On March 13, the Trump administration sent Columbia a “letter that might as well have been a ransom note,” The New Yorker magazine wrote.

Although the letter came six days after admitted graduate students were notified of scholarship awards, I find it hard to believe that denying Mahdawi any financial aid wasn’t related to his student activism.

When I asked Columbia if the Trump administration’s threats impacted Mahdawi’s financial aid package — or lack of one — I didn’t get a direct response.

The university is “unable to share information about any specific individuals’ circumstances” due to our federal privacy “obligations,” a Columbia spokesman told me via email. He added that about 30% of the graduate school’s 1,000 students receive scholarship awards.

Admitted students can appeal the financial aid office’s decisions, which Mahdawi did this week.

What happens if Columbia doesn’t change its mind?

“I won’t be able to go,” he told me. “I am already in legal debt and it’s only beginning.”

‘The power of nature’

After purchasing the West Fairlee property, Mahdawi spent the first winter building the cabin with the help of friends. He bought the land with savings, which included proceeds from the sale of the house in Windsor. Mahdawi and the medical student divorced in 2016.

While putting up exterior walls made of rough-cut hemlock and securing a metal roof, they battled high winds and blowing snow. “If you want to understand the power of nature, come here in the winter,” he said with a smile.

As winter gives way to spring, nature throws another set of challenges out of thin air. Carrying on a conversation outdoors can mean nonstop waving off swarms of black flies. After a while on Monday, we finally surrendered, and retreated to inside the cabin.

A ladder leads to a loft with barely enough space to sit up straight without smacking the ceiling. Mahdawi built the ladder out of tree limbs. Instead of discarding them as dead wood, “this is how you honor the trees,” he said.
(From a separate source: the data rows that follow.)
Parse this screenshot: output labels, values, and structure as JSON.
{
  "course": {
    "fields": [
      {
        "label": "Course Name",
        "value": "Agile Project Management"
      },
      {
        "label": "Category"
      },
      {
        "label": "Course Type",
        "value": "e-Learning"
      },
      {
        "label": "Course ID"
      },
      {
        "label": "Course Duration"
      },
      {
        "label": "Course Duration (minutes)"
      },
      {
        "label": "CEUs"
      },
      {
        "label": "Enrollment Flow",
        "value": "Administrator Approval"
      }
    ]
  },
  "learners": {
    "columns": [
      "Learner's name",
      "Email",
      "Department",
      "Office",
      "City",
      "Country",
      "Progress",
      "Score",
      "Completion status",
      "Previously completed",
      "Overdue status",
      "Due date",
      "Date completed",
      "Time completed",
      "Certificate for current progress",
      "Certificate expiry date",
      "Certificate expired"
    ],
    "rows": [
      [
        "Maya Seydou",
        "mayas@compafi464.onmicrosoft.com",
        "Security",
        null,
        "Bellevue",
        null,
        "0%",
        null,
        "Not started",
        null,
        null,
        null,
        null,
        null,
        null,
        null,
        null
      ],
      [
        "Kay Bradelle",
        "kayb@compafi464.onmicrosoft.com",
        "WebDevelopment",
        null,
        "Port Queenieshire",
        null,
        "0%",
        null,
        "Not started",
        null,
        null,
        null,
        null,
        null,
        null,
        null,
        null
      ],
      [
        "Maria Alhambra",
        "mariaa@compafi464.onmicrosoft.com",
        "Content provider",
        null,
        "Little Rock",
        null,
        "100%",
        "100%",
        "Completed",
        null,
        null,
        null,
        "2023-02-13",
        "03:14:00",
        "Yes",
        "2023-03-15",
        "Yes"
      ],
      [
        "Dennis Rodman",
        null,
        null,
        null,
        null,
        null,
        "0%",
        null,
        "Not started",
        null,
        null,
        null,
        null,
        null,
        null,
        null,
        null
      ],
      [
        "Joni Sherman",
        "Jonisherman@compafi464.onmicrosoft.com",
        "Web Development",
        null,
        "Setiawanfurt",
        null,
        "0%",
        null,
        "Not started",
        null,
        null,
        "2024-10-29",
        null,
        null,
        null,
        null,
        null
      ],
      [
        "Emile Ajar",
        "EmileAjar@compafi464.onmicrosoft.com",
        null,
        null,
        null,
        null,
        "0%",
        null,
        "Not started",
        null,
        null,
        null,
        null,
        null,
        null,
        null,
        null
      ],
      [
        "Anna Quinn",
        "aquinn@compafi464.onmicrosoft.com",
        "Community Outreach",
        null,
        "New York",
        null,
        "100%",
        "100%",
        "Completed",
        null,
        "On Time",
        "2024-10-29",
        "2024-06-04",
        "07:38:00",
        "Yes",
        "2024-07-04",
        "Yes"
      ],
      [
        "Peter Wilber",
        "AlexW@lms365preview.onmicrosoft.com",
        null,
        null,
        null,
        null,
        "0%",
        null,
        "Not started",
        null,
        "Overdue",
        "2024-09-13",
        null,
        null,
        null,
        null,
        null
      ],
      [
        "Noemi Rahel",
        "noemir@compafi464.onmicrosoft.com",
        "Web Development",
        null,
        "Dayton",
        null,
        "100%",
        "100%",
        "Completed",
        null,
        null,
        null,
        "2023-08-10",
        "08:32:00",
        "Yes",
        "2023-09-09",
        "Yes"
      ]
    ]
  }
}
To make room for the outdoor deck and improve the view, Mahdawi thinned a stand of small trees. He saved a slender white birch and a poplar by incorporating them into the deck’s layout. They’re now growing up through square holes that Mahdawi sawed in the planking.
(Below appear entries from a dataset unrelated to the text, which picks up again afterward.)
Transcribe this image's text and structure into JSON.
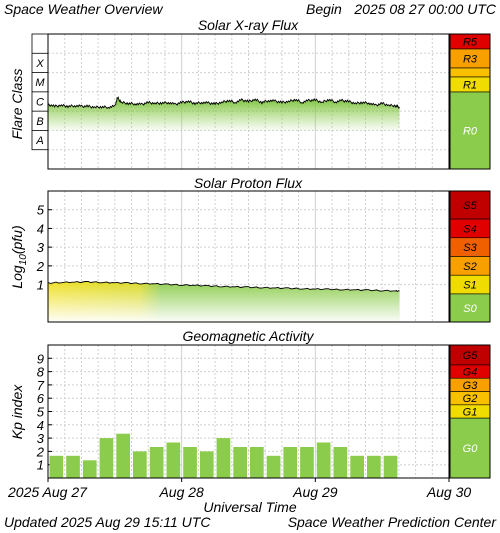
{
  "header": {
    "title": "Space Weather Overview",
    "begin_label": "Begin",
    "begin_value": "2025 08 27 00:00 UTC"
  },
  "footer": {
    "updated_label": "Updated",
    "updated_value": "2025 Aug 29 15:11 UTC",
    "source": "Space Weather Prediction Center"
  },
  "colors": {
    "panel_border": "#000000",
    "grid": "#d0d0d0",
    "data_green": "#8ccc4c",
    "proton_yellow": "#f0e020",
    "scale_green": "#8ccc4c",
    "scale_yellow": "#f0dc00",
    "scale_orange": "#f8a000",
    "scale_red_orange": "#f06000",
    "scale_red": "#e00000",
    "scale_dark_red": "#c00000"
  },
  "chart_data": [
    {
      "type": "area",
      "title": "Solar X-ray Flux",
      "ylabel": "Flare Class",
      "y_scale": "log",
      "x_unit": "days since 2025 Aug 27 00:00 UTC",
      "xlim": [
        0,
        3
      ],
      "ylim": [
        -9,
        -2
      ],
      "class_labels": [
        "A",
        "B",
        "C",
        "M",
        "X"
      ],
      "scale_labels": [
        "R5",
        "R3",
        "R1",
        "R0"
      ],
      "series": [
        {
          "name": "",
          "x": [
            0,
            0.05,
            0.1,
            0.15,
            0.2,
            0.25,
            0.3,
            0.35,
            0.4,
            0.45,
            0.5,
            0.52,
            0.55,
            0.6,
            0.65,
            0.7,
            0.75,
            0.8,
            0.85,
            0.9,
            0.95,
            1.0,
            1.05,
            1.1,
            1.15,
            1.2,
            1.25,
            1.3,
            1.35,
            1.4,
            1.45,
            1.5,
            1.55,
            1.6,
            1.65,
            1.7,
            1.75,
            1.8,
            1.85,
            1.9,
            1.95,
            2.0,
            2.05,
            2.1,
            2.15,
            2.2,
            2.25,
            2.3,
            2.35,
            2.4,
            2.45,
            2.5,
            2.55,
            2.6,
            2.63
          ],
          "y": [
            -5.65,
            -5.75,
            -5.7,
            -5.75,
            -5.72,
            -5.75,
            -5.75,
            -5.8,
            -5.78,
            -5.8,
            -5.75,
            -5.3,
            -5.55,
            -5.6,
            -5.62,
            -5.65,
            -5.55,
            -5.6,
            -5.58,
            -5.55,
            -5.65,
            -5.55,
            -5.5,
            -5.6,
            -5.55,
            -5.58,
            -5.62,
            -5.55,
            -5.45,
            -5.55,
            -5.42,
            -5.5,
            -5.4,
            -5.55,
            -5.45,
            -5.48,
            -5.55,
            -5.5,
            -5.4,
            -5.55,
            -5.45,
            -5.42,
            -5.55,
            -5.4,
            -5.52,
            -5.45,
            -5.5,
            -5.6,
            -5.55,
            -5.58,
            -5.7,
            -5.6,
            -5.7,
            -5.72,
            -5.8
          ]
        }
      ]
    },
    {
      "type": "area",
      "title": "Solar Proton Flux",
      "ylabel": "Log10(pfu)",
      "xlim": [
        0,
        3
      ],
      "ylim": [
        -1,
        6
      ],
      "yticks": [
        1,
        2,
        3,
        4,
        5
      ],
      "scale_labels": [
        "S5",
        "S4",
        "S3",
        "S2",
        "S1",
        "S0"
      ],
      "series": [
        {
          "name": "",
          "x": [
            0,
            0.1,
            0.2,
            0.3,
            0.4,
            0.5,
            0.6,
            0.7,
            0.8,
            0.9,
            1.0,
            1.1,
            1.2,
            1.3,
            1.4,
            1.5,
            1.6,
            1.7,
            1.8,
            1.9,
            2.0,
            2.1,
            2.2,
            2.3,
            2.4,
            2.5,
            2.6,
            2.63
          ],
          "y": [
            1.08,
            1.12,
            1.13,
            1.14,
            1.12,
            1.1,
            1.08,
            1.06,
            1.04,
            1.01,
            0.98,
            0.96,
            0.93,
            0.9,
            0.88,
            0.86,
            0.84,
            0.82,
            0.8,
            0.78,
            0.76,
            0.75,
            0.73,
            0.72,
            0.7,
            0.68,
            0.66,
            0.65
          ]
        }
      ]
    },
    {
      "type": "bar",
      "title": "Geomagnetic Activity",
      "ylabel": "Kp index",
      "xlabel": "Universal Time",
      "xlim": [
        0,
        3
      ],
      "ylim": [
        0,
        10
      ],
      "yticks": [
        1,
        2,
        3,
        4,
        5,
        6,
        7,
        8,
        9
      ],
      "x_tick_labels": [
        "2025 Aug 27",
        "Aug 28",
        "Aug 29",
        "Aug 30"
      ],
      "scale_labels": [
        "G5",
        "G4",
        "G3",
        "G2",
        "G1",
        "G0"
      ],
      "values": [
        1.67,
        1.67,
        1.33,
        3.0,
        3.33,
        2.0,
        2.33,
        2.67,
        2.33,
        2.0,
        3.0,
        2.33,
        2.33,
        1.67,
        2.33,
        2.33,
        2.67,
        2.33,
        1.67,
        1.67,
        1.67
      ]
    }
  ]
}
“I was feeling very bad every time I cut down a tree,” he said. “This is a reminder that I’m not the owner of the land. I am its caretaker.”

There’s no running water (just an outhouse), but following a stretch of stormy weather, a cistern was filled to the brim on Monday. It stores rain water collected from the roof that Mahdawi can then use for washing up and cleaning dishes.

With darkness setting in, he opene d the sliding glass door to the deck. Black flies be damned. Back outdoors, I asked Mahdawi more about his case which could potentially end up with the U.S. Supreme Court deciding whether he can remain in the country. “I don’t know what’s going to happen to me,” he said, “but I’ll be OK.”

Having gotten to know something about Mahdawi’s resiliency in the nearly five years since we met, I expect he will be.

It’s our country I’m not so sure about.